How to feel less lonely at work
You can rediscover meaning and connection in the workday by considering the people you can help and support. Share your skills and expertise with others so people know how you can help them. At the end of every workday, write down the name of one person you helped and how. This simple practice reinforces your sense of purpose at work and creates new friendships.
Find your work bestie.
Studies by Gallup have shown time and time again that having a best friend at work results in better performance and engagement. But many people who moved jobs during the pandemic haven’t had the opportunity to find their work bestie. If you manage a team, you could help address this by having a buddy system for recent hires and organising more social events – whether online or in person. At an individual level, exploring any clubs or groups within your company could be a great way to meet new people.
Meet in person
If your company is operating in a hybrid or flexible working model, spending time with the people you work with is a great antidote to feelings of loneliness. When possible, schedule your in-person days to match your team. You could meet with colleagues that live close by on the days you work from home. As a team, you could plan more social events outside of work.
Add 10 minutes to your team meeting.
There is no denying that the volume of meetings spiralled over the past few years, and many people are now looking at shorter and less frequent meetings to reclaim the time needed to get the job done during the workday. However, the team meeting is different because it serves a social purpose as well as a forum for work updates and discussion.

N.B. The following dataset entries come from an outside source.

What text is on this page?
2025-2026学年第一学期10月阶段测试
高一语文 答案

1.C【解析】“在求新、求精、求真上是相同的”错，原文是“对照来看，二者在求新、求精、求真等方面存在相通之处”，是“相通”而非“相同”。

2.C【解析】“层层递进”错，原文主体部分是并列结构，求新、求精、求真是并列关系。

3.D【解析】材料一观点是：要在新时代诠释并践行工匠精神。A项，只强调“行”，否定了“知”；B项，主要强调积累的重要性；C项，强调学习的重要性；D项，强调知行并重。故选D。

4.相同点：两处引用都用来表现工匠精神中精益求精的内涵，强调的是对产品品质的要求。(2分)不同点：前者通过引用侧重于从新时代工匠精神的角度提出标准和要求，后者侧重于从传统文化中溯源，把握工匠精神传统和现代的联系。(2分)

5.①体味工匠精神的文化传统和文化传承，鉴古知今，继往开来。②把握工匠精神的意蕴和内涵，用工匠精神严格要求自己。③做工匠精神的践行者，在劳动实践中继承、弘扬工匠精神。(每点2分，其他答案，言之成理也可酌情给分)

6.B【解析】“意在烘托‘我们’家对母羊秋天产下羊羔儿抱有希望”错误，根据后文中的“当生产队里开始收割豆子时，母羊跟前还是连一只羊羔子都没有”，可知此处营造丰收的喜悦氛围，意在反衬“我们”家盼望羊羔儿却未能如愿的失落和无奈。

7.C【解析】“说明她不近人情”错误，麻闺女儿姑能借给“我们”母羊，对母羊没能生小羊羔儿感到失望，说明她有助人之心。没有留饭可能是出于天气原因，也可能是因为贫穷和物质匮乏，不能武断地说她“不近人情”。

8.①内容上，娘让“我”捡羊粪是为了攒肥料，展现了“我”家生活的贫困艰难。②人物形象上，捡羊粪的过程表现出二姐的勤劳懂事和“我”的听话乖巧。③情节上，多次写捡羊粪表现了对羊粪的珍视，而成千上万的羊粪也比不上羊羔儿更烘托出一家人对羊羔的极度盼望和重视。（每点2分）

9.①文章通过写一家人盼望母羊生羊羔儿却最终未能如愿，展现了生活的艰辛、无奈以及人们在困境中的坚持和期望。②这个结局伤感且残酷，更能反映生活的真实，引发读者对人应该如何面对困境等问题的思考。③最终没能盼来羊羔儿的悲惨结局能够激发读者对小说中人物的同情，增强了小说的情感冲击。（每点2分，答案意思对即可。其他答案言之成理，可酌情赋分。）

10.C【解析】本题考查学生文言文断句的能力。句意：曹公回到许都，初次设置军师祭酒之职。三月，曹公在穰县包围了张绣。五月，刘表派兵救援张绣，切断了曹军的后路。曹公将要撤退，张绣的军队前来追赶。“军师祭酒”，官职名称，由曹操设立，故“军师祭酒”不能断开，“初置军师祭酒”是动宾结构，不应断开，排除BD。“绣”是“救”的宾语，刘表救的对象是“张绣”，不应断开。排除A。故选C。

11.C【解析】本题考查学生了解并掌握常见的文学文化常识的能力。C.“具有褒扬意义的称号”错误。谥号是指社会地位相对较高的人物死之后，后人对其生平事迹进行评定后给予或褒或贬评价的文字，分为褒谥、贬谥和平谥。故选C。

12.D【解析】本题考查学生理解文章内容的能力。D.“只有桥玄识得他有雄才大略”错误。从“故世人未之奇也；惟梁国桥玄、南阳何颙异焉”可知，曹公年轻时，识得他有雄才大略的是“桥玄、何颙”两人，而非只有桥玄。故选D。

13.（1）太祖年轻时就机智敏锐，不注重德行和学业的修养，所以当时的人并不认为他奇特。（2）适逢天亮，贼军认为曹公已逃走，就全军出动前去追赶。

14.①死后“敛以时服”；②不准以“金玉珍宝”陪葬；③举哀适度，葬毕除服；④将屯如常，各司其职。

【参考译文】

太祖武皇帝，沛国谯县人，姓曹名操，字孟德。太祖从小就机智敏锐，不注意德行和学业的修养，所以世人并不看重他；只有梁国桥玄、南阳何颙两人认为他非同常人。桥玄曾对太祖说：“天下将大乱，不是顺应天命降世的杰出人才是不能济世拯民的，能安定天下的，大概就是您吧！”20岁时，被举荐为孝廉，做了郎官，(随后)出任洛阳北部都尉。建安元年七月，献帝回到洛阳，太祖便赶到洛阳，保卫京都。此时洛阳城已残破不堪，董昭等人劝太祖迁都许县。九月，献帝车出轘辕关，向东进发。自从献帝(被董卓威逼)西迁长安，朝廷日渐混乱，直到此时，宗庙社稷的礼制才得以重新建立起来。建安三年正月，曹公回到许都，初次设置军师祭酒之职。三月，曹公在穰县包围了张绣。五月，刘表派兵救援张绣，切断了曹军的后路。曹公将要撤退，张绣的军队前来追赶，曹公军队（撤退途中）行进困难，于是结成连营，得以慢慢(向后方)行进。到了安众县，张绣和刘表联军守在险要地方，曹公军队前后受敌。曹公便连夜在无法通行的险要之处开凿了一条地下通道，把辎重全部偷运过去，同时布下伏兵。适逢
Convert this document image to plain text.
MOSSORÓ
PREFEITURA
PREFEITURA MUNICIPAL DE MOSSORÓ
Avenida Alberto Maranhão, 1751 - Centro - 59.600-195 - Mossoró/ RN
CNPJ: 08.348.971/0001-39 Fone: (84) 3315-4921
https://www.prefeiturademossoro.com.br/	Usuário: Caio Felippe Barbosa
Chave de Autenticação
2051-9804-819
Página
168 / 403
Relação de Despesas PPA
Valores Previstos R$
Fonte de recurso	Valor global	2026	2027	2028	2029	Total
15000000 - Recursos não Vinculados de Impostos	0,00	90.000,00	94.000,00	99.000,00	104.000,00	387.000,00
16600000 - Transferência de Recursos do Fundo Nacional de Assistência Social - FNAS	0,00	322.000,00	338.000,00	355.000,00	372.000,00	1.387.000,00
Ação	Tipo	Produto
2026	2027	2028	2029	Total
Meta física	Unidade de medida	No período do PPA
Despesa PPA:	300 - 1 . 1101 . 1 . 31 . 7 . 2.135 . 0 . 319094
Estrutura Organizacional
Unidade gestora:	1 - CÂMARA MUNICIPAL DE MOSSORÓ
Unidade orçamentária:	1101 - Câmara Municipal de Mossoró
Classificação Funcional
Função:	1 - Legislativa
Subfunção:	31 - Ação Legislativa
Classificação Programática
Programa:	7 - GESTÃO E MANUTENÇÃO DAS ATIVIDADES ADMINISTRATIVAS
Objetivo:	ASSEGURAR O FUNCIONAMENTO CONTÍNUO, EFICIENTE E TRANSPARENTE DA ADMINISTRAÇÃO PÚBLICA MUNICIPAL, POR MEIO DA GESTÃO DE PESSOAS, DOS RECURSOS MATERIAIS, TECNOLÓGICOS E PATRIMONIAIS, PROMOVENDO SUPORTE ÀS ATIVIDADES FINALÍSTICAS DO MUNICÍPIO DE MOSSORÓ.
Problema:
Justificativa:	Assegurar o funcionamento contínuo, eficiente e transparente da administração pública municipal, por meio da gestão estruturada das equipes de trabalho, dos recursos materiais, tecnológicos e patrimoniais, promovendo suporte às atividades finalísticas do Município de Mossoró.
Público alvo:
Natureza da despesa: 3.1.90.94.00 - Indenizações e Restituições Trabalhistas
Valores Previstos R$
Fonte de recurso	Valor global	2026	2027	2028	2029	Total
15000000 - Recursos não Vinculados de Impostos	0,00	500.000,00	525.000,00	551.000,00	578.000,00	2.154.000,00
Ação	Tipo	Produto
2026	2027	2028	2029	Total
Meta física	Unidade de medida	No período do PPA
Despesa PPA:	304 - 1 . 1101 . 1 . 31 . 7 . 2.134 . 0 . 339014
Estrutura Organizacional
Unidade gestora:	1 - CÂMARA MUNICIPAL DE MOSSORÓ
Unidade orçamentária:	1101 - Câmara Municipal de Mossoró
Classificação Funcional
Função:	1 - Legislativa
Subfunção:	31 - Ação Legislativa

The team meeting may be their only interaction with colleagues during the workday for some people. Make time to talk about what’s happening in people’s lives outside of work and to check in with each other.
Say hello to someone you haven’t seen in a while
Everyone can feel lonely sometimes, from the student on work placement to the CEO. While technology ensures we stay in contact with the people we work with most often, there are people in other teams and departments you may not have spoken to in a long time.
Make a list of as many people you can think of that you would usually chat to in the office and say hello to one of them every day. It could be a chat message, an email or a call; it doesn’t matter as long as you are making the connection.
These are just some ways you can help reduce loneliness at work, whether for yourself or someone you work with. Take the time today to ask someone how they are feeling. You never know – it might be the start of a conversation to change that person’s workday for the better.